La quimioterapia es un tratamiento duro, no solo a nivel físico, sino también emocional. Uno de los aspectos más afectados en este proceso es la alimentación: cambios en el apetito, alteraciones del gusto, náuseas o cansancio pueden hacer difícil mantener una dieta adecuada.
Una buena nutrición es clave en esta etapa. No se trata solo de “comer bien”, sino de aportar al cuerpo lo que necesita para:
- Mantener la fuerza y la energía
- Favorecer la recuperación después de cada ciclo
- Reducir el riesgo de infecciones y complicaciones
- Mejorar la tolerancia al tratamiento
- Preservar la masa muscular y el peso corporal.

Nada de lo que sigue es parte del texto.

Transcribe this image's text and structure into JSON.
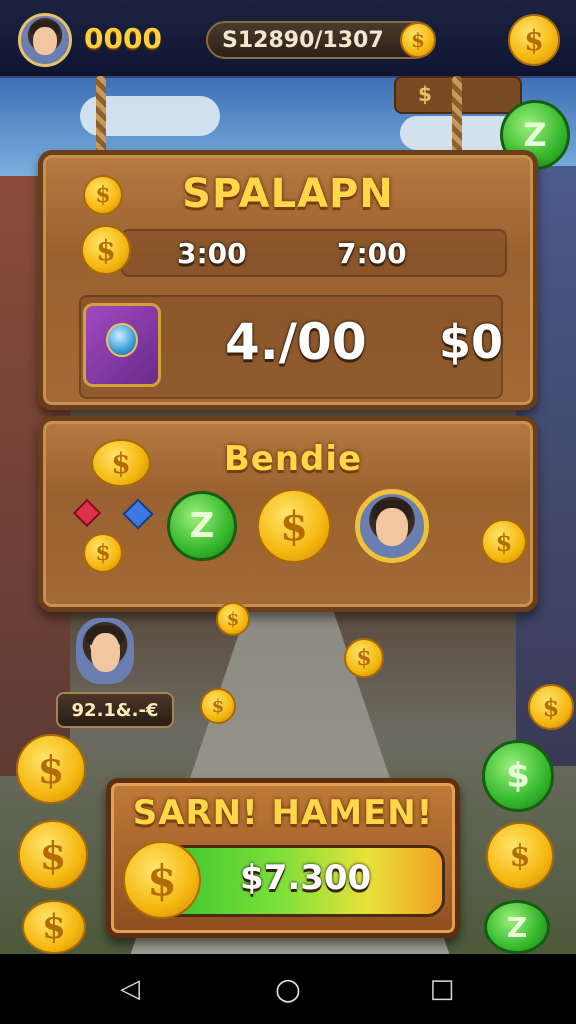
{
  "colors": {
    "gold": "#ffd84a",
    "wood": "#9a6130",
    "green": "#35b82c",
    "topbar": "#1c2440"
  },
  "topbar": {
    "player_coins": "0000",
    "balance": "S12890/1307",
    "balance_coin_symbol": "$",
    "shop_coin_symbol": "$"
  },
  "hanging_sign": {
    "symbol": "$"
  },
  "green_badge_top": {
    "symbol": "Z"
  },
  "panel1": {
    "title": "SPALAPN",
    "coin_symbol": "$",
    "time_left": "3:00",
    "time_right": "7:00",
    "amount": "4./00",
    "price": "$0"
  },
  "panel2": {
    "title": "Bendie",
    "reward_green_symbol": "Z",
    "reward_coin_symbol": "$",
    "stack_coin_symbol": "$",
    "side_coin_symbol": "$"
  },
  "player": {
    "value": "92.1&.-€"
  },
  "bottom_banner": {
    "title": "SARN! HAMEN!",
    "coin_symbol": "$",
    "progress_value": "$7.300",
    "progress_fraction": 1.0
  },
  "navbar": {
    "back_icon": "◁",
    "home_icon": "○",
    "recent_icon": "□"
  },
  "decor_coin_symbol": "$",
  "decor_green_symbol": "Z"
}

En Activate hemos acompañado a clientes durante sus tratamientos de quimioterapia, y la experiencia nos demuestra que, cuando se sigue una pauta nutricional personalizada, adaptada a síntomas y necesidades, los resultados en las analíticas suelen ser más positivos.
⚠️ La alimentación NUNCA sustituye ningún tratamiento médico, pero sí puede ser un coadyuvante fundamental. Puede marcar la diferencia en cómo el cuerpo afronta y se recupera de la quimioterapia.

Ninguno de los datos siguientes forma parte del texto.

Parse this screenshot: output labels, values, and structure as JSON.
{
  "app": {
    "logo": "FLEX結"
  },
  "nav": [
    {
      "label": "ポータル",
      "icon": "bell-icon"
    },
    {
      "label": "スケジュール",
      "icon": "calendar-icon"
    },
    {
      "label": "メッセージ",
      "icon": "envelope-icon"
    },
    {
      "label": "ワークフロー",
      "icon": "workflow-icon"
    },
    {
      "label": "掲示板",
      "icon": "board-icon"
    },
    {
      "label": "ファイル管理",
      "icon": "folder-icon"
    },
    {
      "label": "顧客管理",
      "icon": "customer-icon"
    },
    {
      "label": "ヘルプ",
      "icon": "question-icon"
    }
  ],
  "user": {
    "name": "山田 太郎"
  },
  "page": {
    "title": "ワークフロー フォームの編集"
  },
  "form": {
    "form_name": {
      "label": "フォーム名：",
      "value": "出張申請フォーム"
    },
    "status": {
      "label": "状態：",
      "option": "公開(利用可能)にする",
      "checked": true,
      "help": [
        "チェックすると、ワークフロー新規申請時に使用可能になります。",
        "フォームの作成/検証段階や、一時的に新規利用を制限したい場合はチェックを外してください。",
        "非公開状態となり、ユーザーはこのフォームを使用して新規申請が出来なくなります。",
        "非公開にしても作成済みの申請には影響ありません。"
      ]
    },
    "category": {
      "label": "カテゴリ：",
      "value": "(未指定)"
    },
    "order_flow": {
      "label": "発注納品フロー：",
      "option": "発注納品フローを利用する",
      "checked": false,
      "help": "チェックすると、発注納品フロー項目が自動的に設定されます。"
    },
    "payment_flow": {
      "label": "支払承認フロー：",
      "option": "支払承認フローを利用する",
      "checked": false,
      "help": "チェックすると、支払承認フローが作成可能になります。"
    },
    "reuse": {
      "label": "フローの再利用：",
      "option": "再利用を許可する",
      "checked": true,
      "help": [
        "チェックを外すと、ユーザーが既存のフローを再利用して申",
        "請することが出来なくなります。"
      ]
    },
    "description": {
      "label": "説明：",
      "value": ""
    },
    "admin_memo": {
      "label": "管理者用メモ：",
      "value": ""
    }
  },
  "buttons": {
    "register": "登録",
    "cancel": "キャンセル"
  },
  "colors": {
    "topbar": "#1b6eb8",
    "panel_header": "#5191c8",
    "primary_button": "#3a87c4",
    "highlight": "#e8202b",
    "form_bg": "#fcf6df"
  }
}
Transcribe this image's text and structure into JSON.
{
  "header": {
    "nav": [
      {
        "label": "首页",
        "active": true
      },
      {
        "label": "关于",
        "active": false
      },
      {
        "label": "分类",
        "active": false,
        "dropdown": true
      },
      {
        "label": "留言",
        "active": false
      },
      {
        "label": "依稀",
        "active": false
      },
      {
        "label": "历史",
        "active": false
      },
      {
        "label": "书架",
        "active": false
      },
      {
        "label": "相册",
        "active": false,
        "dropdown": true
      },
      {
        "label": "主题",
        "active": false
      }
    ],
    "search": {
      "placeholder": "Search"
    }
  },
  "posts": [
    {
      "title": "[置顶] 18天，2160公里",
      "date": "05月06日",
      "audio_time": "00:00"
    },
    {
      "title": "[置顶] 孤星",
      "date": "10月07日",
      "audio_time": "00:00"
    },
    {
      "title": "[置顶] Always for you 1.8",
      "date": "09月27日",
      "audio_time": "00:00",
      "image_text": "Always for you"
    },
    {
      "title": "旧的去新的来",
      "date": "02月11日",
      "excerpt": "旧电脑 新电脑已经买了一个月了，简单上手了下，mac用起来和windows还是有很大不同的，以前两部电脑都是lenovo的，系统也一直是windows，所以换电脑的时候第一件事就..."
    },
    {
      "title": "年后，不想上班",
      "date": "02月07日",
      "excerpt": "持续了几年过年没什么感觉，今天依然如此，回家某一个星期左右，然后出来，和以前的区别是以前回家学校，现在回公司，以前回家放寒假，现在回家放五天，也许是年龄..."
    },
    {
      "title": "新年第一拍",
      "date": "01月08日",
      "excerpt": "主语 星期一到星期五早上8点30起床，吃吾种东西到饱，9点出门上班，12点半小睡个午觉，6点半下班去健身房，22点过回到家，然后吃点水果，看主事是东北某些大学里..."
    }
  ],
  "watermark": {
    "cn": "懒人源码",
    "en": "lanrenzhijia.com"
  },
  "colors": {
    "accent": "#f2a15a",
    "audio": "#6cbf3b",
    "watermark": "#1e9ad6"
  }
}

Un pilar fundamental en el cuidado
1. Proteínas de calidad
Son la base para reparar tejidos y mantener la masa muscular.
- Incluye pescado, carne magra, huevos, lácteos, legumbres y frutos secos.
- Si tienes dificultad para tragar, puedes usar versiones trituradas: Una tortilla pasada por puré o un filete de merluza desmenuzado con patata en crema.
Lo importante es mantener el aporte de proteína de alto valor biológico.
2. Hidratación constante
Beber suficiente agua, caldos o infusiones suaves ayuda a reducir sequedad de boca y fatiga.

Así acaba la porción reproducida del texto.